[PHOTO: Ezra Shaw]
The KPMG Women’s PGA Championship turned, in a moment, from a neck-and-neck race to the makings of a runaway. On the par-4 eighth at Sahalee Country Club, the hardest hole on the course, veteran Amy Yang stuck her approach to seven feet, closest of anyone in the field on the final day. Yang, holding a one-shot lead in her 75th major appearance, then watched her inexperienced groupmates buckle.
World No.276 Lauren Hartlage, playing in her first major of 2024, chunked her chip from the front of the green and made double-bogey. Miyu Yamashita, who plays on the Japan LPGA Tour, had to lay up with her approach from an awkward lie, then hit her third into the greenside bunker. She two-putted for a double bogey.
Yang’s birdie turned her one-stroke lead into four, a three-shot swing that started the march to a three-stroke victory, only made close by late, self-inflicted wobbling, for her first career major title.
“I always want to win a major and I came close several times, and I started doubting myself if I ever going to win a major before I retire because I’ve been or tour quite a while,” Yang said. “I am so grateful and very, very happy to win a major.”
Yang, 34, has spent nearly half of her life on the LPGA. She is familiar to Australians as she was schooled on the Gold Coast, won the 2005 Queensland Amateur Championship – the youngest-ever winner – and in 2006 claimed the ANZ Ladies Masters while still an amateur.

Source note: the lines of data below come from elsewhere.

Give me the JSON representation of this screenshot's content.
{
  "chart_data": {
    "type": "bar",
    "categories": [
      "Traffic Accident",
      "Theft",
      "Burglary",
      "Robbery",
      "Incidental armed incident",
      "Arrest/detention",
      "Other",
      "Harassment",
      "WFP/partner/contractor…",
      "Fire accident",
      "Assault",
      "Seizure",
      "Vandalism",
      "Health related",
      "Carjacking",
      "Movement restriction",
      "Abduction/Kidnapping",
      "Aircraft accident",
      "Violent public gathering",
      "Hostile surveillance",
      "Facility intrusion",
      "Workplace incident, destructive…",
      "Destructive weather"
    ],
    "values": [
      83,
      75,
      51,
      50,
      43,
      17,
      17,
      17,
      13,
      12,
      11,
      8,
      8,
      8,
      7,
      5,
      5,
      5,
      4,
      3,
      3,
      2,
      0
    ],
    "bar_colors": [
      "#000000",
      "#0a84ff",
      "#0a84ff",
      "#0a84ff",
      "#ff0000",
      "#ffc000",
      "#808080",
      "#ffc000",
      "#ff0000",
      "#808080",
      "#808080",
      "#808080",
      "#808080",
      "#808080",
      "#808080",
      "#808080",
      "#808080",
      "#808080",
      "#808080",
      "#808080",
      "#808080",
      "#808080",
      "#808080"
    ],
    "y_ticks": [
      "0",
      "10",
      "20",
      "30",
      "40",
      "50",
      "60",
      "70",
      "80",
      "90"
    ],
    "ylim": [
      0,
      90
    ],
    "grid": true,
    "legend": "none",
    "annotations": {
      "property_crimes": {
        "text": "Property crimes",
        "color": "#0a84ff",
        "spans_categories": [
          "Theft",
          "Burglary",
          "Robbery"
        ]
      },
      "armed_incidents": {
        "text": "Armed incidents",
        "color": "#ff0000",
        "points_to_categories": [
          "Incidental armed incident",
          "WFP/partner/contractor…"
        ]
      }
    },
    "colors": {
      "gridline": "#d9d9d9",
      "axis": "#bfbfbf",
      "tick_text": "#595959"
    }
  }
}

Despite her longevity on tour, the five-time winner only earned her first title in the US last November at the CME Group Tour Championship. Her other four all came in South-East Asia.
A steady career notwithstanding, Yang began in recent seasons to re-emphasise her focus on golf. She started working with mental coach Paul Dewland three years ago, who encouraged her to accept the negative, to figure out what she can and cannot control.
Yang’s scrambling over four rounds was impressive; she got up and down 76.2 percent of the time to lead the field. Her short-game magic was on display today with a 67-foot chip-in birdie on the fifth hole. With the rest of the field stuck in neutral, Yang’s birdies on the 11th and 13th ballooned her lead to seven.
Her finish was bumpy, including a three-putt bogey at 16 and a double-bogey on the par-3 17th, cutting her lead to three. She closed with two-putt par, concluding what Yang told her caddie, Jan Meierling, was the longest 18 holes of her life.
The even-par 72 secured her sixth career victory and place in the Olympics, her second time representing South Korea. Initial Rolex projections have her moving inside the top 15.
“I really wanted to represent South Korea and that was one of my biggest goals for this year,” Yang said. “Missing cuts past few tournaments and I saw my world ranking went down. So I wasn’t sure if this winning is enough to make the team, but I made it, so I’m very grateful for that.”
Hartlage, 26, appeared up to the task of hanging with Yang early on. She had played 28 consecutive holes bogey-free to charge from four-over-par to two off the lead going into the final round, and Hartlage kept a clean card through her first six holes. But she briefly crashed afterwards, regained her equilibrium, and finished with a 74, finishing T-5 for a career-changing wee. The $US378,447 pay cheque is more than six times her previous high of $58,483, which she earned with a T-6 at last year’s Lotte Championship.
“It’s a really big accomplishment,” Hartlage said. “It’s my best finish on tour and in a major, so really good for your confidence. And kind of getting that momentum of bringing it into the rest of the year will help. Now I have some more starts for some of the other major tournaments.”
Past major champions loomed if Yang faltered, but none applied pressure. Lilia Vu, after her victorious return to the LPGA in the Meijer LPGA Classic from a back injury, pushed up the leaderboard, though she eventually finished with a 71 and tied Yamashita and Jin Young Ko for second.
“It’s just high stakes, high pressure, and wasn’t able to do anything about it,” Vu said. “Pretty proud of my first major back coming out of an injury.”
Yang pointed to South Korean legend Se Ri Pak’s name on the championship trophy from Pak’s 2006 victory in the Women’s PGA. Yang’s major victory cements her as a fellow South Korean all-time LPGA great, with her first-place cheque of $US1.56 million moving her to sixth in career money in LPGA history ($US15,555,362), passing Hall of Famer Lorena Ochoa ($US14,863,331).
Even with accomplishing her career bucket-list goal of winning a major, Yang’s love of the game keeps her wanting to compete.
“Some days golf feels so easy and feels so fun; other days it feels like I want to retire very soon,” Yang said. “But I’ve been through this so many years now, and, yeah, I remember told [my caddie] I lose motivation here and there but that’s a lie. I still do enjoy playing a lot.”